Dopo il pasticcio dello scorso settembre, dopo cioè la sentenza della Corte di Cassazione che aveva definito la targa prova uno strumento eccezionale, utilizzabili soltanto se il veicolo non è immatricolato e dotato di carta di circolazione, oggi la situazione sembra trovare una via di uscita. Nel decreto Infrastrutture (per la precisione il decreto Legge 10 settembre 2021, n. 121) è presente, all’articolo comma 3, una norma che puntualizza come l’autorizzazione alla circolazione di prova possa essere «utilizzata per la circolazione su strada dei veicoli non immatricolati e di quelli già muniti della carta di circolazione di cui agli articoli 93, 110 e 114 o del certificato di circolazione di cui all’articolo 97, anche in deroga agli obblighi previsti dall’articolo 80 del decreto legislativo 30 aprile 1992, n.285, qualora detti veicoli circolino su strada per esigenze connesse a prove tecniche, sperimentali o costruttive, dimostrazioni o trasferimenti, anche per ragioni di vendita o di allestimento». Vale a dire in tutti quei casi in cui le officine o le concessionarie si trovano a dover circolare con un veicolo per esigenze legate appunto a collaudi o verifiche di interventi attuati.

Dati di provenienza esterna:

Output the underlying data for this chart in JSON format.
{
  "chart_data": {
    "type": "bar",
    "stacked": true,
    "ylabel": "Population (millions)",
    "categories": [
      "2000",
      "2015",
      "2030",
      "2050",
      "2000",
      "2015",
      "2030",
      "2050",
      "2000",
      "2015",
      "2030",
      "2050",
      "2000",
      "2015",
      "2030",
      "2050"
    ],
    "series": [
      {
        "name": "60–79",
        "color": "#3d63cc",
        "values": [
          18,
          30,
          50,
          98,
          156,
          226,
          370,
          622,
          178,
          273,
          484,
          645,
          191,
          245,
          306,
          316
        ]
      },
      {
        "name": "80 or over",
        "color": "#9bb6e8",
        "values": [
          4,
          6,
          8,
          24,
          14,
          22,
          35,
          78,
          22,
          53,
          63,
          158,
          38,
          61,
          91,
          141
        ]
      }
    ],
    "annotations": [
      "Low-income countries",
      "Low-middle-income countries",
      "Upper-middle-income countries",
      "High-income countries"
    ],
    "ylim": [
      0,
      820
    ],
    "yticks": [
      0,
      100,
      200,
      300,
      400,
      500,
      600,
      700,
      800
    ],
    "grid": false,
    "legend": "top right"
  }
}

In ogni caso – specifica sempre la disposizione – rimane l’obbligo di copertura assicurativa del titolare della targa prova (in base alla normativa esistente in materia di copertura di responsabilità civile verso terzi), per gli eventuali danni cagionati dal veicolo durante la circolazione in prova.
Ma di quanti veicoli prova può disporre ogni singolo operatore? Dipende, risponde lo stesso decreto. Nel senso che sarà parametrato al tipo di attività esercitata e dal numero di addetti. Ma per la quantificazione puntuale viene rimessa dalla normativa di oggi a un futuro decreto del Presidente della Repubblica.